Smith and Hickock had also invited Harper Lee but she declined to attend. Lee was no relation to either man nor was she kin to the victims. Instead she was a lifelong friend of Capote’s who was about to become famous in her own right for her novel To Kill A Mockingbird which she had completed before Truman contacted her about his project. He had contracted with the New Yorker magazine to write an article about the Clutter murders and wanted Harper to travel to Kansas with him and help with the research. She conducted interviews with local residents, edited his writing and was present when Hickock and Smith were brought back from Las Vegas where they had been captured. Harper also came back to Kansas with Truman after the trial started and was with him during several of the interviews he conducted with the killers in jail.

After the two were found guilty and sentenced to hand, Harper gave Truman all her notes about the murdered Clutter family and written interviews with Hickock and Smith, local law enforcement and members of the community. In Cold Blood was published in 1966, a year after the hangings.  The book became a best seller and some say created the genre of true crime writing. Several movies have been made based on the book and Capote’s experiences writing it. As for Hickock and Smith, they lived together, killed together and now 47 years later and forever they lie side by side in the prisoner section of Mount Muncie Cemetery.
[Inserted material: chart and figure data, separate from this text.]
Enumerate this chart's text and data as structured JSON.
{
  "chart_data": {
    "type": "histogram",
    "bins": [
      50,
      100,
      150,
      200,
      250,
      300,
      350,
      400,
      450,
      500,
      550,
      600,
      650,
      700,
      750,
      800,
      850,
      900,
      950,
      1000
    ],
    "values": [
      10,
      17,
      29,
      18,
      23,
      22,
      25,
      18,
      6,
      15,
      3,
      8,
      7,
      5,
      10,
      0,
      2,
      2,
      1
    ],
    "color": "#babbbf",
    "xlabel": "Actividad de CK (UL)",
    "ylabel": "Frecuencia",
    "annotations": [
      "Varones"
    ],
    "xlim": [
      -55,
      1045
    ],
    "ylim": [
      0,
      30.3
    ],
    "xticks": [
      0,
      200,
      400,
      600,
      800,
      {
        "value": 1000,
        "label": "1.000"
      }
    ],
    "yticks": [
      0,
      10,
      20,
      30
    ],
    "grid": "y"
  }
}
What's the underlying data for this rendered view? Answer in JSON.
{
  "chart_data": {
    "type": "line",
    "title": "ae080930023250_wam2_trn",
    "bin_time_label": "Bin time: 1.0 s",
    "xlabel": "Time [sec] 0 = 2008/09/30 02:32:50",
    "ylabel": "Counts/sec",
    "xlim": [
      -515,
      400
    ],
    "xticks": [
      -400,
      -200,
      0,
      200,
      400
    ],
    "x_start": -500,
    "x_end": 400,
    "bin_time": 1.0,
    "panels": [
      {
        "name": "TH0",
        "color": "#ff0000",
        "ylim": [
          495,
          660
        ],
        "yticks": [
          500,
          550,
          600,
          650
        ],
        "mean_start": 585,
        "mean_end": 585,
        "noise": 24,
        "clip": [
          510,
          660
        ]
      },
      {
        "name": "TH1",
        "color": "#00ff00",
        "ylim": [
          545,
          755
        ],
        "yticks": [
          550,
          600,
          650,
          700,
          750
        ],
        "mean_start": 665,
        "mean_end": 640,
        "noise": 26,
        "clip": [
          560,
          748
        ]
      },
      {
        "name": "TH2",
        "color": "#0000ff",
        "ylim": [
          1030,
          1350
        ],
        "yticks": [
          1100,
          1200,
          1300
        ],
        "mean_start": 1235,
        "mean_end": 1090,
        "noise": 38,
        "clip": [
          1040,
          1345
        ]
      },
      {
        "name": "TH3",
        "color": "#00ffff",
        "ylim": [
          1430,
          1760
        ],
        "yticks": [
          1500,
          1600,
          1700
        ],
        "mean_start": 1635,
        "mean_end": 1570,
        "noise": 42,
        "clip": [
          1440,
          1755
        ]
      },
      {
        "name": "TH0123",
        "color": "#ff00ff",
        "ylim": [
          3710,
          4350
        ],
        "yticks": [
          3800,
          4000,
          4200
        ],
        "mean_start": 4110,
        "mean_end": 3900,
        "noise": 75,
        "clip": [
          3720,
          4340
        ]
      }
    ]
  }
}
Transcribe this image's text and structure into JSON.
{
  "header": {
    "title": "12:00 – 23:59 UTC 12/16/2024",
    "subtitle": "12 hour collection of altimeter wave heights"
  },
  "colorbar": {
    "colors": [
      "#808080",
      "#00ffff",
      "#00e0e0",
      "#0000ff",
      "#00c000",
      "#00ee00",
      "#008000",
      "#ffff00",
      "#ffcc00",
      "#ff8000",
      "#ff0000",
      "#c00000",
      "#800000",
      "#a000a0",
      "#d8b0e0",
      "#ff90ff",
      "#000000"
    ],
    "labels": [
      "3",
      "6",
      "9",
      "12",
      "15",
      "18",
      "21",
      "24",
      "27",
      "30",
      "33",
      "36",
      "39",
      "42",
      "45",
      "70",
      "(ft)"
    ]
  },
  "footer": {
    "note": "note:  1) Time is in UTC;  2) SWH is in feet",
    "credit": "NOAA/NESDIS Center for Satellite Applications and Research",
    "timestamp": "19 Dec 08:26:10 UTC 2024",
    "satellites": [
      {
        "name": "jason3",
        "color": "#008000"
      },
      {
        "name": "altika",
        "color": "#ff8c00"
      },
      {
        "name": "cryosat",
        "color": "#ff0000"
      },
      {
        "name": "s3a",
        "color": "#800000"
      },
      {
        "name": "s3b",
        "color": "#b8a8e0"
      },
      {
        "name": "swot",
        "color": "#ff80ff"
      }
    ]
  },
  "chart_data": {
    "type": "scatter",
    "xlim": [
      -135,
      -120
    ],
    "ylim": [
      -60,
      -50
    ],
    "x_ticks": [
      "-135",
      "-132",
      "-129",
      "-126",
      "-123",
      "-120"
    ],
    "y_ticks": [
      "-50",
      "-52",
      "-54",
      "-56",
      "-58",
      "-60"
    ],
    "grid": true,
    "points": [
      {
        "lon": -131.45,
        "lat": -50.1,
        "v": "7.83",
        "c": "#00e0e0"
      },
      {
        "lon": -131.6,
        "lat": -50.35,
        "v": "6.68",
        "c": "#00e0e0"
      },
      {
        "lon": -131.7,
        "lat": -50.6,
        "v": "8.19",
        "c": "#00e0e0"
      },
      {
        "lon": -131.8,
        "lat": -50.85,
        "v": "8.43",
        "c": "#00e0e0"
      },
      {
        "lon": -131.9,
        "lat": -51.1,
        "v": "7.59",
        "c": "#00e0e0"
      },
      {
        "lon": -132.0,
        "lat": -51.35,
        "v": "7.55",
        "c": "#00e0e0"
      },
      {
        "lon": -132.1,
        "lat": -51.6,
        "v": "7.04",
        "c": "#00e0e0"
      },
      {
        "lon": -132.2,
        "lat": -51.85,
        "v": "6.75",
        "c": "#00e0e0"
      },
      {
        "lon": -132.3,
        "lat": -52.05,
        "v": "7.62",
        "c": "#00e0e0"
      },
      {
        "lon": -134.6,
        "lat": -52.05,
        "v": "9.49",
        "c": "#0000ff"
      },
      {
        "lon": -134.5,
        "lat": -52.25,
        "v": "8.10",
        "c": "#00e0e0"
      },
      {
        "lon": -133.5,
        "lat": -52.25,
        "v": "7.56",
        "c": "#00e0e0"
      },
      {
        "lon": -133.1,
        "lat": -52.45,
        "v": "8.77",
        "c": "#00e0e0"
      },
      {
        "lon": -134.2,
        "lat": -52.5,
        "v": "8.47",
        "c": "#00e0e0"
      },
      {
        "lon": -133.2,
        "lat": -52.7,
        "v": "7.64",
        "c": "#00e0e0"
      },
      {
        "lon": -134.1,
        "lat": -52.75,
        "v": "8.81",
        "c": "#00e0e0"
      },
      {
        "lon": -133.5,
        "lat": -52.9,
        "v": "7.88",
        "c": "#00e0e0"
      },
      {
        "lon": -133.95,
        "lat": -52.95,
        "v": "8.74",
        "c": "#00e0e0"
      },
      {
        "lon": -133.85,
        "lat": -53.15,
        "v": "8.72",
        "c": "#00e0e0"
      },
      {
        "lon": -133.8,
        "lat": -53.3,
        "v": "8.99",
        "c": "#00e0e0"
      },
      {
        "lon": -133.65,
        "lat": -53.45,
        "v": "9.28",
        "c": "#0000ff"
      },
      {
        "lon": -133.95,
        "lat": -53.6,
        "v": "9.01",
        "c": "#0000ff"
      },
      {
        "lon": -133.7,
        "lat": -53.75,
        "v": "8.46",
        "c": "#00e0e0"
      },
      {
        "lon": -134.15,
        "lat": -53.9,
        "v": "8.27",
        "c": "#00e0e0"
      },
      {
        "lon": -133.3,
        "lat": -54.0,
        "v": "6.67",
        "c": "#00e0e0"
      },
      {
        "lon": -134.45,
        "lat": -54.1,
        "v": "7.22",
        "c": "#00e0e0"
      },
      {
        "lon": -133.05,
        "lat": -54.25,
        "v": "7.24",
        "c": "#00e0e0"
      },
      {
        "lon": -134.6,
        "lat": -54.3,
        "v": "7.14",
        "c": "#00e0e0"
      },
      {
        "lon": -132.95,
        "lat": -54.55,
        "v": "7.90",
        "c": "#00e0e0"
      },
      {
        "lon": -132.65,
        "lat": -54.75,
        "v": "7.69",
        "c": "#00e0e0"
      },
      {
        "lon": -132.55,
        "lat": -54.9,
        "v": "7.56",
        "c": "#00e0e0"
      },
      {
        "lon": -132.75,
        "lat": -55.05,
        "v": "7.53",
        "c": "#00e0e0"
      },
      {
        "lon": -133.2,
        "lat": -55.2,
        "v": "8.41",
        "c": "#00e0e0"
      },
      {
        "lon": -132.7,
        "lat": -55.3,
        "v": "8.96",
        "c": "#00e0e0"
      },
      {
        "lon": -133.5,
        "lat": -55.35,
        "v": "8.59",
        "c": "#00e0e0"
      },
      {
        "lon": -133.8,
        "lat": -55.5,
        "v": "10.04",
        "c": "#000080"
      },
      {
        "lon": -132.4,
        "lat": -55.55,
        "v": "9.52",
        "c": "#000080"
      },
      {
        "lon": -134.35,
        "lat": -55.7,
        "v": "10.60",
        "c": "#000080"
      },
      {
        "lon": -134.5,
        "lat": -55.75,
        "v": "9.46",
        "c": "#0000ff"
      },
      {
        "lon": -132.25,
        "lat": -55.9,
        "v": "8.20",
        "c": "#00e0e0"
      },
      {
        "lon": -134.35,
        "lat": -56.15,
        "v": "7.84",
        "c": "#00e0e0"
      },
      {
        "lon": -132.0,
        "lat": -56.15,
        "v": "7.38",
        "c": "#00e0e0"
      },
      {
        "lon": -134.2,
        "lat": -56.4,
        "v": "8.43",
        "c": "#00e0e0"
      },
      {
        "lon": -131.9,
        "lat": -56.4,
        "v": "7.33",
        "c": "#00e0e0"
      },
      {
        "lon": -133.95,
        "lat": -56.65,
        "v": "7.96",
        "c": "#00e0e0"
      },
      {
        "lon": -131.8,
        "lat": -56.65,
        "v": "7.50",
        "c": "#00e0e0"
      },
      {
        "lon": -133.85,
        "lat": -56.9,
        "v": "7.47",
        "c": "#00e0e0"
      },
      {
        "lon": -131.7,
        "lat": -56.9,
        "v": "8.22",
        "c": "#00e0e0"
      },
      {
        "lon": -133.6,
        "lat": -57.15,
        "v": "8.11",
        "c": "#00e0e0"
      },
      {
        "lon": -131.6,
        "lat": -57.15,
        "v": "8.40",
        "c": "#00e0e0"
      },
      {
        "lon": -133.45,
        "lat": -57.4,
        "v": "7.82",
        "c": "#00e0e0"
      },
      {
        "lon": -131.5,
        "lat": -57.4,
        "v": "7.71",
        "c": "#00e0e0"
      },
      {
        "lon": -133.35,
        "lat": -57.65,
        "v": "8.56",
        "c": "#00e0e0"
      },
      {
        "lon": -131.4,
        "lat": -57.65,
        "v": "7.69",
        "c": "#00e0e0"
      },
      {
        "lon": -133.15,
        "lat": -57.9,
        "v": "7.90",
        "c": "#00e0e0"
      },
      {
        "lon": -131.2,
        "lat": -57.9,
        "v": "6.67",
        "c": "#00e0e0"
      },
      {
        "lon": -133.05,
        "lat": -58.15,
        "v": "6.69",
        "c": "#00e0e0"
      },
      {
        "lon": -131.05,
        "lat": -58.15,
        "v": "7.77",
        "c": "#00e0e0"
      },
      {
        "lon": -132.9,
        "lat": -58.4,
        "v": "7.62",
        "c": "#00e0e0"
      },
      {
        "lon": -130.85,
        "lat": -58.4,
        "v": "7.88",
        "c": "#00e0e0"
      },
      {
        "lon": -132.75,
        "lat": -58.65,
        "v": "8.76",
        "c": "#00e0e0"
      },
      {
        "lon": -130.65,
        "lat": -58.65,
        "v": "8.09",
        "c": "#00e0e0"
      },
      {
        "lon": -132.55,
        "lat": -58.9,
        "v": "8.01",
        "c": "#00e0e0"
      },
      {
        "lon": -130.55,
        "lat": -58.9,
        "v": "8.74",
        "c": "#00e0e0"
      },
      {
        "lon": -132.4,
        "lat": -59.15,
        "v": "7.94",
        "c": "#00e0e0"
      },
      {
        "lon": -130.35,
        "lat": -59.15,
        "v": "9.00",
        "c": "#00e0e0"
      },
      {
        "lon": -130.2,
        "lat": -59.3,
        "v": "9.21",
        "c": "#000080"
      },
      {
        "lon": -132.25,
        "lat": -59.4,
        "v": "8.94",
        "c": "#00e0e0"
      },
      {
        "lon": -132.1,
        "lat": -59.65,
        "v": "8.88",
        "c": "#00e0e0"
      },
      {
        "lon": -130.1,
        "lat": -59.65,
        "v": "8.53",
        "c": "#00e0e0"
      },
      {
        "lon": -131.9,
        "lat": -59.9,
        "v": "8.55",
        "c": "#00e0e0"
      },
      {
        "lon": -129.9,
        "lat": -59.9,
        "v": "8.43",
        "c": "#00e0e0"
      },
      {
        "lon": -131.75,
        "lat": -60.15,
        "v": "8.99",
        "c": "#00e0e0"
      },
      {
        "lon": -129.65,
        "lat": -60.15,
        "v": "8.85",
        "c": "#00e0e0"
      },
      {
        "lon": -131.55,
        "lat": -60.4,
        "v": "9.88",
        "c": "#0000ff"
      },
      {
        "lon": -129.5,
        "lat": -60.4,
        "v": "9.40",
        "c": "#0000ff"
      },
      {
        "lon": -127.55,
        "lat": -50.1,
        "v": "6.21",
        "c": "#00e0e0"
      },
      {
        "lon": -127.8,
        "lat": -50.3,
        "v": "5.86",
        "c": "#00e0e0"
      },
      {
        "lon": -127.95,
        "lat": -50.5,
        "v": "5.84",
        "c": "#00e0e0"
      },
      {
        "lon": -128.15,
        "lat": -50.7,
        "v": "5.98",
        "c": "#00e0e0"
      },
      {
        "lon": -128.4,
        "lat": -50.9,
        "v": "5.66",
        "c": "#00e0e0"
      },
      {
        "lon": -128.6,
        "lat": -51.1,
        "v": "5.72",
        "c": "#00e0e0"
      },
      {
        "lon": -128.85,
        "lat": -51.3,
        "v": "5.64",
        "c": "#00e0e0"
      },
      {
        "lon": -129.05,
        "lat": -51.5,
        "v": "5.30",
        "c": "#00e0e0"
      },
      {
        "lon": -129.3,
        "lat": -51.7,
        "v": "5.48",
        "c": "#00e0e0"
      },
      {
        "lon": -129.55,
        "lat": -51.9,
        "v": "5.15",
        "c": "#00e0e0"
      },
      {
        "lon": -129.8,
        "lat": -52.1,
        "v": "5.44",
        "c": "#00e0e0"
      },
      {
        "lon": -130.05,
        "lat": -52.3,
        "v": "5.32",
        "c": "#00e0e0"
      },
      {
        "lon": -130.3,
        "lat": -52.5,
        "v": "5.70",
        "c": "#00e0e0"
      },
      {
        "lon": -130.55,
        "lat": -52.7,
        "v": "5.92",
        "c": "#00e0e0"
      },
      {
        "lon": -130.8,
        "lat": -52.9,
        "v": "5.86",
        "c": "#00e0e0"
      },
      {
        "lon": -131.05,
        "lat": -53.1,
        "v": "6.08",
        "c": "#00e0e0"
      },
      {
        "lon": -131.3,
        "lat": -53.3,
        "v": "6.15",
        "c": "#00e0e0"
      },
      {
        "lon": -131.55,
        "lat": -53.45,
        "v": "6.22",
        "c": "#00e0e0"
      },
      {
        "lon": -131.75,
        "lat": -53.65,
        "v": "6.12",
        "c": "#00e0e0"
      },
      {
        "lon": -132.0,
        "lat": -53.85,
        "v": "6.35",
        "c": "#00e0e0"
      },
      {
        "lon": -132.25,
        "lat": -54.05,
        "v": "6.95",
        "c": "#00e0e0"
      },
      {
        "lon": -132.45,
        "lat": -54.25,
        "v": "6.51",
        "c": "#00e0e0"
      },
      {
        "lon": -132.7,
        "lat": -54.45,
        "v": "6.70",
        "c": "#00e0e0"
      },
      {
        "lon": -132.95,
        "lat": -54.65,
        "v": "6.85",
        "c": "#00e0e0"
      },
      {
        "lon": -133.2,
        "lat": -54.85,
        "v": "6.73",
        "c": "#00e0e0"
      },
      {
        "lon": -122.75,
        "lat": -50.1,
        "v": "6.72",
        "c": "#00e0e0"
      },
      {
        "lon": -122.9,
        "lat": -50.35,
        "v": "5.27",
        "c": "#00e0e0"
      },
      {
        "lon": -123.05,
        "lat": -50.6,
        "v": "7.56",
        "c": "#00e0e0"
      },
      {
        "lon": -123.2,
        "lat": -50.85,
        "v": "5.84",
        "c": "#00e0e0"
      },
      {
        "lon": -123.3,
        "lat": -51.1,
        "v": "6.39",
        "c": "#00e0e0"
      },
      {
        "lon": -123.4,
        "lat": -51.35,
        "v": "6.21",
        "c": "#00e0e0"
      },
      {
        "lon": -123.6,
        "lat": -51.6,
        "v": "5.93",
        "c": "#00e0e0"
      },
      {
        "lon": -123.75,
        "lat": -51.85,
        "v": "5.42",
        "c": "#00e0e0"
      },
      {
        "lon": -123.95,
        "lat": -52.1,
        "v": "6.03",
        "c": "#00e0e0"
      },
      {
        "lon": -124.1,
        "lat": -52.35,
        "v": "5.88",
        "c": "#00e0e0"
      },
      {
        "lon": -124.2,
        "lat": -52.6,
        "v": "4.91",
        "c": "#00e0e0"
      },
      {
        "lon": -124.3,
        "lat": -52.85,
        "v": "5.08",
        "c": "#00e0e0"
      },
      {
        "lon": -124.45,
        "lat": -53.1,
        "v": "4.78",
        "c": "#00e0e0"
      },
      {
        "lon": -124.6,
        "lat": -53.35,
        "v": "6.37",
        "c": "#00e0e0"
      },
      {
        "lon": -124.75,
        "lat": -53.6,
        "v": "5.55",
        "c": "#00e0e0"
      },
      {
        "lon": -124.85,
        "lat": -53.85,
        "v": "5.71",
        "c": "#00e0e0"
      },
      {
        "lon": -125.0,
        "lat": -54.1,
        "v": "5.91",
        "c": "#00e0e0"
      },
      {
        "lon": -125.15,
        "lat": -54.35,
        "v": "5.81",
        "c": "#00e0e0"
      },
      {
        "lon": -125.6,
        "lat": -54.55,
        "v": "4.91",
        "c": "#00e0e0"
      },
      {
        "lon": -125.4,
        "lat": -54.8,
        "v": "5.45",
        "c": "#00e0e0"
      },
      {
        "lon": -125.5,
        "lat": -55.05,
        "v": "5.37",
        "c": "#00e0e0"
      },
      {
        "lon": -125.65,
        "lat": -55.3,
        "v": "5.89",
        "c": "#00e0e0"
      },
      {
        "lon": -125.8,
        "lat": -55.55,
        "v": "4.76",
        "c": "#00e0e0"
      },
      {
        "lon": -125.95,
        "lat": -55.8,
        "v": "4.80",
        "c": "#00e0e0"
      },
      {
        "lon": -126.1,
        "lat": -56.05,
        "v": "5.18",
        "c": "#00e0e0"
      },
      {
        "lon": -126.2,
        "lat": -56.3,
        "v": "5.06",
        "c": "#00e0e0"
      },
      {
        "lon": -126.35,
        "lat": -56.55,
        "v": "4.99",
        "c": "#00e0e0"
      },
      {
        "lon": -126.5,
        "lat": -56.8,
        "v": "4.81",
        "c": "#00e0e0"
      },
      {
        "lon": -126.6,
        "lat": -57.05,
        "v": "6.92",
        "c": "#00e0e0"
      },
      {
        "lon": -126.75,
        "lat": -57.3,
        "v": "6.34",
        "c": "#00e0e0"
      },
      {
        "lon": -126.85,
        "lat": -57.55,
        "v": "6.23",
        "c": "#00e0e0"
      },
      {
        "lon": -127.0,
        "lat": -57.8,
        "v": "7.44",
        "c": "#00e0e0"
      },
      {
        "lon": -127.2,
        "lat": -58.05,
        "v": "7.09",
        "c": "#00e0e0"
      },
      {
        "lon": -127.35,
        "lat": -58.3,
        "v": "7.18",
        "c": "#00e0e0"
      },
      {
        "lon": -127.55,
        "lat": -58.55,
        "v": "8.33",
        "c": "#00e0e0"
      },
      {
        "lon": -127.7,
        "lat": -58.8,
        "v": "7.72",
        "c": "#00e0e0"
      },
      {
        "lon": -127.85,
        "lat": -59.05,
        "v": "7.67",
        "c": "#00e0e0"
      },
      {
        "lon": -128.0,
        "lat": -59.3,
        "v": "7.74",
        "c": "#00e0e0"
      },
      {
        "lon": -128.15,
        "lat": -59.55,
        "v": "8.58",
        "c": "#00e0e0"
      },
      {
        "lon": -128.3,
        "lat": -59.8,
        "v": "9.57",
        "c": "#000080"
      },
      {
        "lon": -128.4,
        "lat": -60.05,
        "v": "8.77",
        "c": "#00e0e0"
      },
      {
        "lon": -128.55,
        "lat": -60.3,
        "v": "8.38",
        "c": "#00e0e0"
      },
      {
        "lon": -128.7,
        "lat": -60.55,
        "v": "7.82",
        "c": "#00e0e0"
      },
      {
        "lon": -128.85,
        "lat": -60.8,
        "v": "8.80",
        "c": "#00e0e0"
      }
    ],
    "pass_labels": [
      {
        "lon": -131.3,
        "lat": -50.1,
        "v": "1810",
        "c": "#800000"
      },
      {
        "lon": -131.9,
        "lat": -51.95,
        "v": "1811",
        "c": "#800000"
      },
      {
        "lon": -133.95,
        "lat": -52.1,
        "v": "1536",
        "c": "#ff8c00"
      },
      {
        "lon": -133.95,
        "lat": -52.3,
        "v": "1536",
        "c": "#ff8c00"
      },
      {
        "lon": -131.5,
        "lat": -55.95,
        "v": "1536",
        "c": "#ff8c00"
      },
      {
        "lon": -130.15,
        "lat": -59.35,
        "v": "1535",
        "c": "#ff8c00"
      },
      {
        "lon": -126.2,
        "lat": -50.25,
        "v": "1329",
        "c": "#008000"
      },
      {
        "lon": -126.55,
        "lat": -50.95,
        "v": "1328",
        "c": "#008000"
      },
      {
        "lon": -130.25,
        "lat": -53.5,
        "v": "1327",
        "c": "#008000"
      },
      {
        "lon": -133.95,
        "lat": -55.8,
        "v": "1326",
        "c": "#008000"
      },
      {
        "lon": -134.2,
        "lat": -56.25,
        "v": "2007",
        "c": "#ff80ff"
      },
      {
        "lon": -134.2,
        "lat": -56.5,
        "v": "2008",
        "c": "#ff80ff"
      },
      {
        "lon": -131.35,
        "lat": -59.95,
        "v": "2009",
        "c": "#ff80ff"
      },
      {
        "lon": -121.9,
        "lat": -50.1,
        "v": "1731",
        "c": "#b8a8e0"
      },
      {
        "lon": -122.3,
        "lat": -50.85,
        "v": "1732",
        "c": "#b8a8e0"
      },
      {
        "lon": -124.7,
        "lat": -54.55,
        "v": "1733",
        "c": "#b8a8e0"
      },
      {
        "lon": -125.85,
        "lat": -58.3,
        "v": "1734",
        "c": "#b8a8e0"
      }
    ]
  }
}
Harper Lee is best known as the writer of To Kill a Mockingbird which was published in 1960 and won a Pulitzer Prize. Yet despite the acclaim she received for her novel she never published another book although she was appointed to the National Council on the Arts by then President Lyndon Johnson. Today at 86 she lives in New York City and has little to say about her work with Truman Capote on In Cold Blood. Capote himself died in 1984 from liver cancer which most would say was caused by years of alcohol and drug abuse.

As for Lansing Prison, it is the same as it was when Abraham Lincoln commissioned the first building and now houses close to three thousand of the country’s most hardened criminals.

This is the story of Harper Lee which I hope you found as interesting as I did. In my experience as a writer I have found that there are many Harper Lees out there behind some of the most successful writers.